Il y eut un silence, puis, tout bas, il me dit :

« Il y a huit jours, j’ai tué… tué quelqu’un…

– Toi ? c’est impossible !… tu as tué ?… Mais qui ?

– Ma belle-mère…

– Ta belle-mère !… mais elle est morte il y a trois mois…

– Oui, mais je l’ai retuée.

– Ah çà, tu deviens fou ?

– Non… mais j’ai peur de le devenir si ça continue.

– Si ça continue… quoi ?

– Sa voix…

– Mais quelle voix ?…

– La voix de ma belle-mère. »

Je connaissais la voix du sang ; mais je ne connaissais pas encore la voix d’une belle-mère d’outre-tombe. Or, voici ce que me raconta mon ami Paul V…

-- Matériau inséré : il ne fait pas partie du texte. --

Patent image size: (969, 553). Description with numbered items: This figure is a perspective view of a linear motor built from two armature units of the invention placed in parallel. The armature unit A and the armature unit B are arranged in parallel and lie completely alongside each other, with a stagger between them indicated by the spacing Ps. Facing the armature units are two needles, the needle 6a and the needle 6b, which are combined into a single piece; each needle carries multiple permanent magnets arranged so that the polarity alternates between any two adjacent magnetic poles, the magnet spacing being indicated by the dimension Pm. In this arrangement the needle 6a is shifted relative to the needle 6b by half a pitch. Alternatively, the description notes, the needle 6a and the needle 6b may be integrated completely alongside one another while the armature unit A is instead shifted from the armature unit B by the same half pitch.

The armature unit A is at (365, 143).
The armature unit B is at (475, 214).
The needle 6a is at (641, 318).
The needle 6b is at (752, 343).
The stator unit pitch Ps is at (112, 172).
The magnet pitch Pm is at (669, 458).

« Tu sais comment est ma femme, nerveuse, inquiète. Elle n’est pas méchante, non, mais grincheuse, fantasque au possible. Elle ne mord pas… non ; mais elle égratigne. Certes, j’avais le plus profond respect pour celle à qui je dois la douce compagne de mes jours. Je ne dirai pas que je l’adorais, non, mais enfin, je… la tolérais, bien qu’elle fût d’un caractère intolérable. Et j’avais commis cette faute d’introduire le loup dans la bergerie conjugale… Ma belle-mère logeait avec nous !

Ma femme s’aperçut bien vite de nos rapports, corrects en apparence, mais plus qu’au-dessous de zéro en réalité.

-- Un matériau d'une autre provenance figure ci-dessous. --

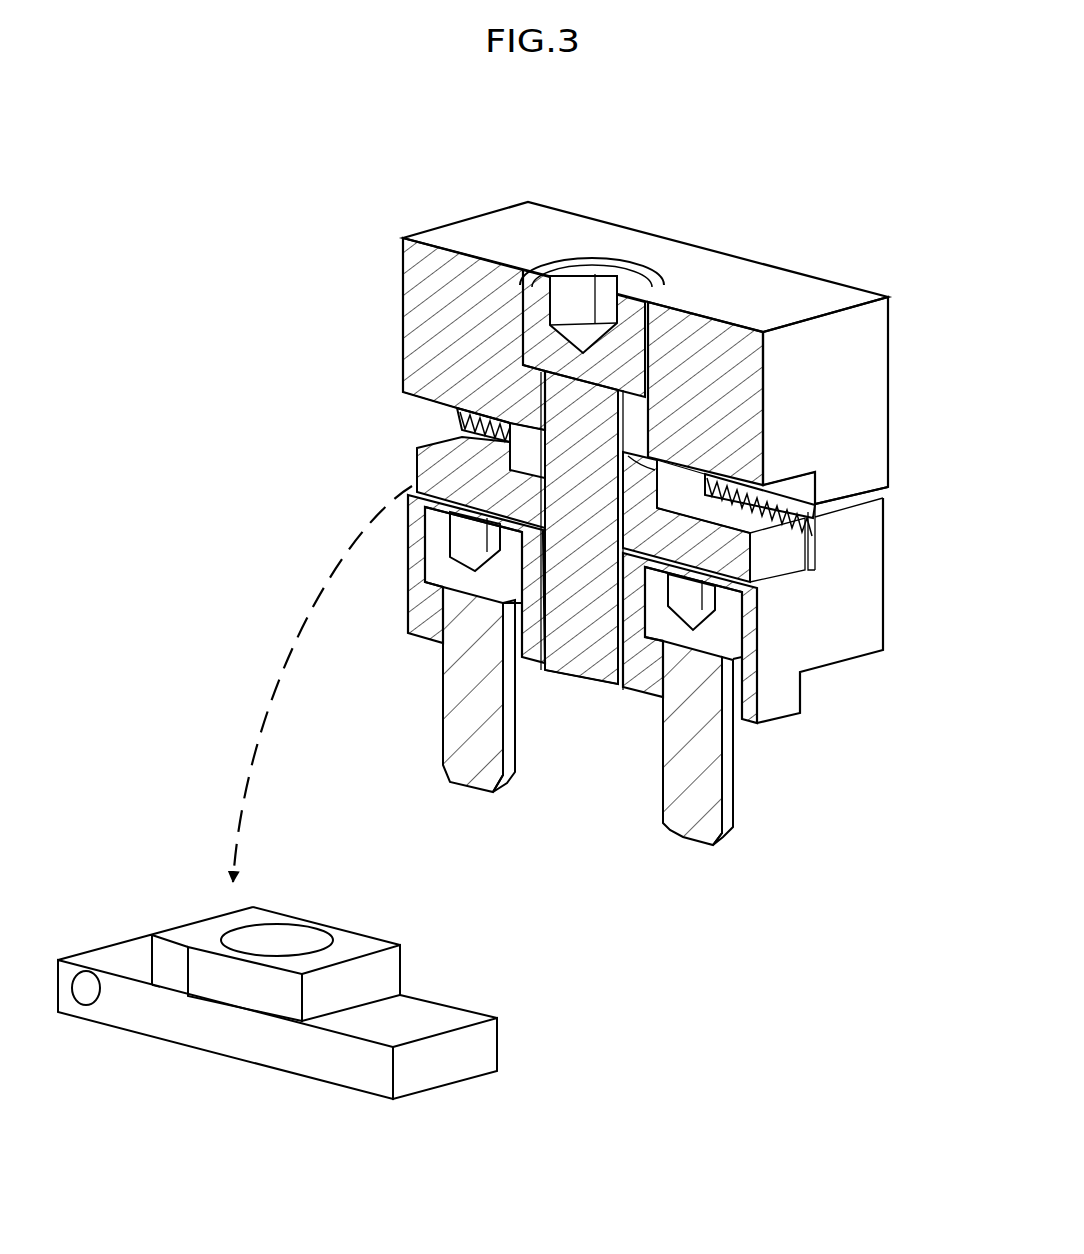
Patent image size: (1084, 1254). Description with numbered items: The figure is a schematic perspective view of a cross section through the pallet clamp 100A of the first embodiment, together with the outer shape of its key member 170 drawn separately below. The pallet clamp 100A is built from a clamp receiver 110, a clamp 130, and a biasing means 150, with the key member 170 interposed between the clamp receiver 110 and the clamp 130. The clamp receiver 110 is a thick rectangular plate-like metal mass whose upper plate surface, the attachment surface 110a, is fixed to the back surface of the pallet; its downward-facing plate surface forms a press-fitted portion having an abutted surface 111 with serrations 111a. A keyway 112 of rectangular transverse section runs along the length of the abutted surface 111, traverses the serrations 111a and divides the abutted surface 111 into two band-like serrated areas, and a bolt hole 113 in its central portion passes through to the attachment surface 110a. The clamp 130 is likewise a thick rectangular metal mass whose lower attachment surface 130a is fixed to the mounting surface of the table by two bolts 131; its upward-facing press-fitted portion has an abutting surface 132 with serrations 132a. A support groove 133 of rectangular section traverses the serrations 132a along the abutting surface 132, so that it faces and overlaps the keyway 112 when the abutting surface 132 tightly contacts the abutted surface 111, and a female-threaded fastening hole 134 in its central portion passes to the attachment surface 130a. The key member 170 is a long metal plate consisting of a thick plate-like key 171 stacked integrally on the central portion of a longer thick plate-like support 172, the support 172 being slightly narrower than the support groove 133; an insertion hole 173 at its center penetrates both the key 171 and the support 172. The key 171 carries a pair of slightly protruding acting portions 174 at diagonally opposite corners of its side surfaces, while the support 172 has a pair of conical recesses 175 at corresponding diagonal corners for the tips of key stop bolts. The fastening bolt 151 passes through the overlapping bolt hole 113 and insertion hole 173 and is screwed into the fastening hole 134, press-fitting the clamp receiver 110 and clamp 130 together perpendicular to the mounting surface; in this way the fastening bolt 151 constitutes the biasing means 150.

The pallet clamp 100A is at (414, 176).
The clamp receiver 110 is at (621, 349).
The attachment surface 110a is at (805, 283).
The abutted surface 111 is at (884, 508).
The serrations 111a is at (455, 410).
The keyway 112 is at (795, 478).
The bolt hole 113 is at (522, 303).
The clamp 130 is at (605, 615).
The attachment surface 130a is at (415, 645).
The bolts 131 is at (678, 763).
The abutting surface 132 is at (862, 510).
The serrations 132a is at (462, 432).
The support groove 133 is at (790, 568).
The fastening hole 134 is at (548, 622).
The biasing means 150 is at (630, 447).
The fastening bolt 151 is at (610, 290).
The key member 170 is at (415, 462).
The key 171 is at (372, 978).
The support 172 is at (465, 1048).
The insertion hole 173 is at (288, 940).
The acting portions 174 is at (167, 963).
The conical recesses 175 is at (94, 1000).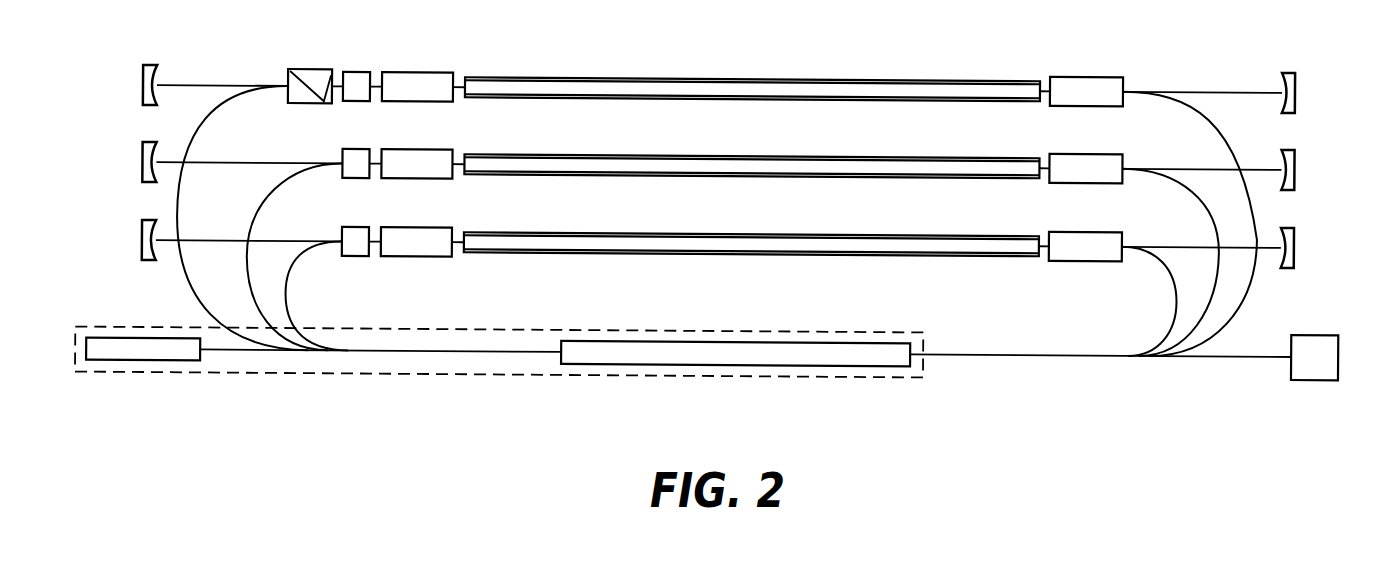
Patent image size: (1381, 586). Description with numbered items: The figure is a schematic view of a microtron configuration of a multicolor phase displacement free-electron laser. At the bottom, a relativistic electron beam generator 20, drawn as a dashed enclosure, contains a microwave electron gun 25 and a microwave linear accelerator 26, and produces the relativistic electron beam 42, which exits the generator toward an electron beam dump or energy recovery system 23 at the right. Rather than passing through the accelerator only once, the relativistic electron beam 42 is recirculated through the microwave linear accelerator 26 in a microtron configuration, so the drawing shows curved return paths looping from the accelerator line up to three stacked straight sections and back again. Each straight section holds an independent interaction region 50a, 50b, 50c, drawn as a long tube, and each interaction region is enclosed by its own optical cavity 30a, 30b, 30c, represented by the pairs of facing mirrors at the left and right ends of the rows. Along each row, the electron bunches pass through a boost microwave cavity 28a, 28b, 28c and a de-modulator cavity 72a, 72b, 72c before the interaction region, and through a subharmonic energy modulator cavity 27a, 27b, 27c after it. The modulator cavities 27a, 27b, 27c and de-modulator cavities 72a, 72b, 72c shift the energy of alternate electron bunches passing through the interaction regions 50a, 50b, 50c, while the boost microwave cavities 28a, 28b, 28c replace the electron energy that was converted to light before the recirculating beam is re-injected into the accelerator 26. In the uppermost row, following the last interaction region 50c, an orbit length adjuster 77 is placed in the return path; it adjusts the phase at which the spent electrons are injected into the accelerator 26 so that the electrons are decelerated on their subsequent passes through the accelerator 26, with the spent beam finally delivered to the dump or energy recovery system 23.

The relativistic electron beam generator 20 is at (365, 372).
The electron beam dump or energy recovery system 23 is at (1302, 372).
The microwave electron gun 25 is at (126, 361).
The microwave linear accelerator 26 is at (612, 362).
The subharmonic energy modulator cavity 27a is at (1101, 226).
The subharmonic energy modulator cavity 27b is at (1101, 148).
The subharmonic energy modulator cavity 27c is at (1101, 71).
The boost microwave cavity 28a is at (358, 226).
The boost microwave cavity 28b is at (358, 71).
The boost microwave cavity 28c is at (358, 148).
The optical cavity 30a is at (143, 229).
The optical cavity 30b is at (143, 151).
The optical cavity 30c is at (143, 74).
The relativistic electron beam 42 is at (965, 350).
The interaction region 50a is at (780, 230).
The interaction region 50b is at (780, 152).
The interaction region 50c is at (780, 75).
The de-modulator cavity 72a is at (438, 226).
The de-modulator cavity 72b is at (438, 148).
The de-modulator cavity 72c is at (438, 71).
The orbit length adjuster 77 is at (301, 68).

« Paul, me dit-elle quelques jours après notre mariage, tu n’aimes pas ma mère, je le vois bien, non… tu ne l’aimes pas, ma mère.

– Mais si, ma bonne amie, répondis-je, je l’aime, mais enfin, je l’aime… comme on aime une belle-mère… raisonnablement. Tu ne veux pas, n’est-ce pas, que je lui saute au cou toute la journée ? ça serait ridicule, ça serait même indécent.

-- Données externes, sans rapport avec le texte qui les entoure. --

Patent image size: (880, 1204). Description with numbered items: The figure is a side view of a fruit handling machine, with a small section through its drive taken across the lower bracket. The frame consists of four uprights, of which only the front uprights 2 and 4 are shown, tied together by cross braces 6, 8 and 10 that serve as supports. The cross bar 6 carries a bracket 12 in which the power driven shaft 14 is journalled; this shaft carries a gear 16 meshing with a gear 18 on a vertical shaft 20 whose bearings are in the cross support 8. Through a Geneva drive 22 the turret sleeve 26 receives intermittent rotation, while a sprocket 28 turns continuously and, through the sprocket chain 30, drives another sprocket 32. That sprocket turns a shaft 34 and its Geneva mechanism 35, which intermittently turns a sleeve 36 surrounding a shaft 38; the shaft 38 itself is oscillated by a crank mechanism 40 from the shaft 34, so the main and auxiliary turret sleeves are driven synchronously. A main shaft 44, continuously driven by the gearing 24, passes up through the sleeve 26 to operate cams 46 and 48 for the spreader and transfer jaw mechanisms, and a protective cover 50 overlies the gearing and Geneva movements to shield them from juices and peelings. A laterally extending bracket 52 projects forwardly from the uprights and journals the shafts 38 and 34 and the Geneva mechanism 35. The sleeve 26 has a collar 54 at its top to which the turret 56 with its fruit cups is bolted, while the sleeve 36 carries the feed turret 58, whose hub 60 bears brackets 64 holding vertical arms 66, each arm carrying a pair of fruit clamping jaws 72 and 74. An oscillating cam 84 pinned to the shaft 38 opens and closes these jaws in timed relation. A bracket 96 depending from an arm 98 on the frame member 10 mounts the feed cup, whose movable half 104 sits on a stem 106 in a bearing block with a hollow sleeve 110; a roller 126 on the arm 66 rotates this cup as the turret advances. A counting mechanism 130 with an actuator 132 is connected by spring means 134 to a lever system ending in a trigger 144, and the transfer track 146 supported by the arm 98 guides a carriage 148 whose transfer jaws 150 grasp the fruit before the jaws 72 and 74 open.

– Et puis, sous prétexte de l’embrasser, dit ma femme, tu aurais envie de la mordre, n’est-ce pas, dis-le… non ?… dis-le.

– Mais non, ma chère amie, mais non ; d’ailleurs, raisonne un peu, on ne mange pas de la belle-mère… Ça n’est pas une nourriture, ça, et puis nous sommes en carême, tu me forces à faire maigre…. et, dame ! ta mère…

– C’est cela, dis tout de suite qu’elle te dégoûte.

– Mais non, ma chère amie, mais non, mais il y a des bornes à tout.

– oh ! vos bornes à vous sont bien vite atteintes ; ce ne sont pas les colonnes d’Hercule, j’en sais quelque chose, me dit-elle avec une moue de dédain très énigmatique… Mais dites plutôt que vous ne pouvez pas sentir ma mère ; vous ne pouvez pas la voir en face.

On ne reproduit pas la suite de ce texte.